How Polyester decides where pages end. Useful if you are debugging a pagination edge case, contributing to the project, or curious why the output looks the way it does.
The naive way to paginate HTML is to lean on the browser's native print
layout — @page, break-before, break-after, orphans, widows. This
falls apart for two reasons.
First, the browser only applies print rules when actually printing. The live preview, by definition, is on screen, so it sees no page boundaries unless we draw them ourselves. Without a unified pagination pass, the preview and the PDF disagree about where pages break.

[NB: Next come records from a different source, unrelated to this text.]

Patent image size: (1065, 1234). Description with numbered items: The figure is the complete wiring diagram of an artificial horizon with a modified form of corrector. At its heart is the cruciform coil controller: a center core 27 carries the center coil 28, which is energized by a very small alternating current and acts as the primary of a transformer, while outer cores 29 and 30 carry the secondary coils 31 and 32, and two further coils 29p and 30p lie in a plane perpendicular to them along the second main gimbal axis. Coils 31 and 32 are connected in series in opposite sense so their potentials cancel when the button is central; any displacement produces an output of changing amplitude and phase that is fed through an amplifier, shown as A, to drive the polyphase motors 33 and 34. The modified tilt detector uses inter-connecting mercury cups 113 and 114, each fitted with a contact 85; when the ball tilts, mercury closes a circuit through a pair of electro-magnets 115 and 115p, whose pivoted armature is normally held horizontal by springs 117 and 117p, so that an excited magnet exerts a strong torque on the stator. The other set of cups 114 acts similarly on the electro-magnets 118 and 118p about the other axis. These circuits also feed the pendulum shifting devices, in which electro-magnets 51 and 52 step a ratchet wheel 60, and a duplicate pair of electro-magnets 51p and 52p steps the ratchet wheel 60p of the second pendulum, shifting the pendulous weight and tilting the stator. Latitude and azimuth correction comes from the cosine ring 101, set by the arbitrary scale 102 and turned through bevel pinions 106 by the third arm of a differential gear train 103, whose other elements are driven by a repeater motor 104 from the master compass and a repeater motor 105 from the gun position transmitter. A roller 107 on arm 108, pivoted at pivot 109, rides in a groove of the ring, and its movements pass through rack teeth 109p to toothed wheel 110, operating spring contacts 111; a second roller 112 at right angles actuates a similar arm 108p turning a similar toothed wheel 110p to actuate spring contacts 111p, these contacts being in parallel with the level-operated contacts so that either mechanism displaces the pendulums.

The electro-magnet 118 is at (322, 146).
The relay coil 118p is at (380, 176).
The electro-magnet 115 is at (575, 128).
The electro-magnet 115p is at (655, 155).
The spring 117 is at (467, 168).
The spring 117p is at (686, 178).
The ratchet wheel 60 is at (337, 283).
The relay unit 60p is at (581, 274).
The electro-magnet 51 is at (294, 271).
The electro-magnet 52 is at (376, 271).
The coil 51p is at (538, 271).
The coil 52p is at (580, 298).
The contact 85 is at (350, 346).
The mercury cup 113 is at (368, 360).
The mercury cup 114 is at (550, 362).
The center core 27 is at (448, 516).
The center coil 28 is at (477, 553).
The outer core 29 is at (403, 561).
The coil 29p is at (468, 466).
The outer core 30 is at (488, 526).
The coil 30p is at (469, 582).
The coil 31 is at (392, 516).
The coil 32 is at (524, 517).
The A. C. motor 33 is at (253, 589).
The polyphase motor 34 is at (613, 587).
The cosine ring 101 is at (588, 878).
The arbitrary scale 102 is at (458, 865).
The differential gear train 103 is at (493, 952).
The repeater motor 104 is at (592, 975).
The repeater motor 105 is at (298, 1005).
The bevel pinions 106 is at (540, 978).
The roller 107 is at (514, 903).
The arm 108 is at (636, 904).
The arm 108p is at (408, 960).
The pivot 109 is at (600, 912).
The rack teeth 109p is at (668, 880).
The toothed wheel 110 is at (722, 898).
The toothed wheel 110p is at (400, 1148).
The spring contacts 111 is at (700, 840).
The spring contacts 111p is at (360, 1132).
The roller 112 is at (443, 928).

Second, even in print mode the relevant CSS properties have spotty support
and offer little control. break-inside: avoid is honored unevenly across
elements, orphans and widows apply only to lines within a single
block, and there is no way to express "keep this heading with whatever
follows".
So Polyester runs a small JavaScript pagination simulator in the
document's own page (screen mode, not print). The simulator measures
content and lays it out into discrete .poly-page containers. The PDF
build then maps each .poly-page to one physical PDF page. The live
preview displays the same containers as a stack. Same code, same input,
same output.
The simulator processes the document's top-level children in source order. It maintains a current page; for each child, it tries to append.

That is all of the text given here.